I've learned that believing in something causes a person to go distances in order to prove to themselves that what they have invested in isn't a complete waste of time. Like the revelations I've heard; the nurse forcing herself to discredit even the most promising medical advances two blinks after she's overloaded a glycerin drip becomes pride over practice. I understand this by watching windshield wipers wave to me as the cars they protect speed by.

Offered help means only that the giver wants proof of validation. The hum of rubber against damp asphalt teaches me this.

I listen for reason in the steam from rain on hoods and tail pipes.

Staring at license plates as they near I twist the letters into something I can read as supporting evidence.

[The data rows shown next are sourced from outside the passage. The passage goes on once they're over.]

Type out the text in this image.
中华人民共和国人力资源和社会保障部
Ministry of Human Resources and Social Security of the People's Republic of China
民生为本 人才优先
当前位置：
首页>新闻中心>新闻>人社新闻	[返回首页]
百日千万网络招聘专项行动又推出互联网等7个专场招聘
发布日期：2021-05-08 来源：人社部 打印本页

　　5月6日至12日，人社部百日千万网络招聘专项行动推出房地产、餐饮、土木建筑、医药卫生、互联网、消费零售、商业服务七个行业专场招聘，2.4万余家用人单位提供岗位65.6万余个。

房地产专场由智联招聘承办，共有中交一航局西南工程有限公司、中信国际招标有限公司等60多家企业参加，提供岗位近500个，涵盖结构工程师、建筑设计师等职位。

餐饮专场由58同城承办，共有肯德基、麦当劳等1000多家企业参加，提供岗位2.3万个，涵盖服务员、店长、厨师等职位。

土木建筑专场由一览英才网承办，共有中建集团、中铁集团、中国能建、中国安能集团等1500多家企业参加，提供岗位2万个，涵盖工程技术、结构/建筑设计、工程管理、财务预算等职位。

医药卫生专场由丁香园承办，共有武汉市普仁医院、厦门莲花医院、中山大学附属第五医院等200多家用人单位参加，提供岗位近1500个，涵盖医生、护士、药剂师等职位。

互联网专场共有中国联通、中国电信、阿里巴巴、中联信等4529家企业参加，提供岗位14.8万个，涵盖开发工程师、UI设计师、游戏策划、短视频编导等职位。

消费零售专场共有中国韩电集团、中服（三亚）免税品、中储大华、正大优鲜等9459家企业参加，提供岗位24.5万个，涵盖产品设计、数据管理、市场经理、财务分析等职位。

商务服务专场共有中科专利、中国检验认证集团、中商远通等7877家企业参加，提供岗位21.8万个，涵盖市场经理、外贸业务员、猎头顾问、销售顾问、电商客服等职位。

Deep into the glow of headlights I search for an understanding to the way all of these lessons have come from a game with a point system. Does necessity breed epiphany?

With blackness stretching into vastness on either side of me I step back into a ditch, holding at its very bottom a stream of stale water. Breathing becomes conscious. I screen my breaths' quivers and tics into something smooth and quiet. I sink into context, a rock in a ditch, and I wait for something to happen. I wait to prove to the world that what I have is not a waste of time.

Fighting through the sting of iced feet I see one small speck of light in the distance.

The universal 'ready.'

I see the sharp crosses they become.

The universal 'set.'

Then I see the perfectly round balls of glow just feet from my nose.

The universal 'go.'

And without the cheers to my back I jump from the slick grass to the wet asphalt, my shoes sloshing wet noises under the crescendo of a throttled car engine. My lungs emptied of air. And I stop. I take a deep, principled fill of air and stand still, searching the windshield for a sign of give from the driver. Nothing. First, my knees buckle. As plastic cracks over my head a halo bulb of a blinding headlight covers my face like a fist. I smile through the pain and wait on the ground for a curious driver to come back, to see what he has done, to respond in the only way this situation should produce. No revelations, no reason to give back to lesser individuals, no theft of anything.

Just a dumb kid getting hit by a car.

But the car doesn't stop. It drives on until turning away down some distant street. Exhaust dissipates as my eyes blur. Blood cuddles close, a slowly growing puddle with whispers of remorse. The rain feeds the puddle, a pond to a lake to a sea, and finally to eddies and tributaries free from the burden of a healthy being flow away with the rain, becoming useless and gone. Wasted. My body drains and for the one moment I have I ask for a few pints from a stranger to let me believe a little longer.

Behind everything belief structures break down and form again to incorporate new factors.

Behind everything the road ends, a power outage three seconds to detonation.

Or maybe it doesn't, and I finally realize that if I need closure bad enough I will see it in anything.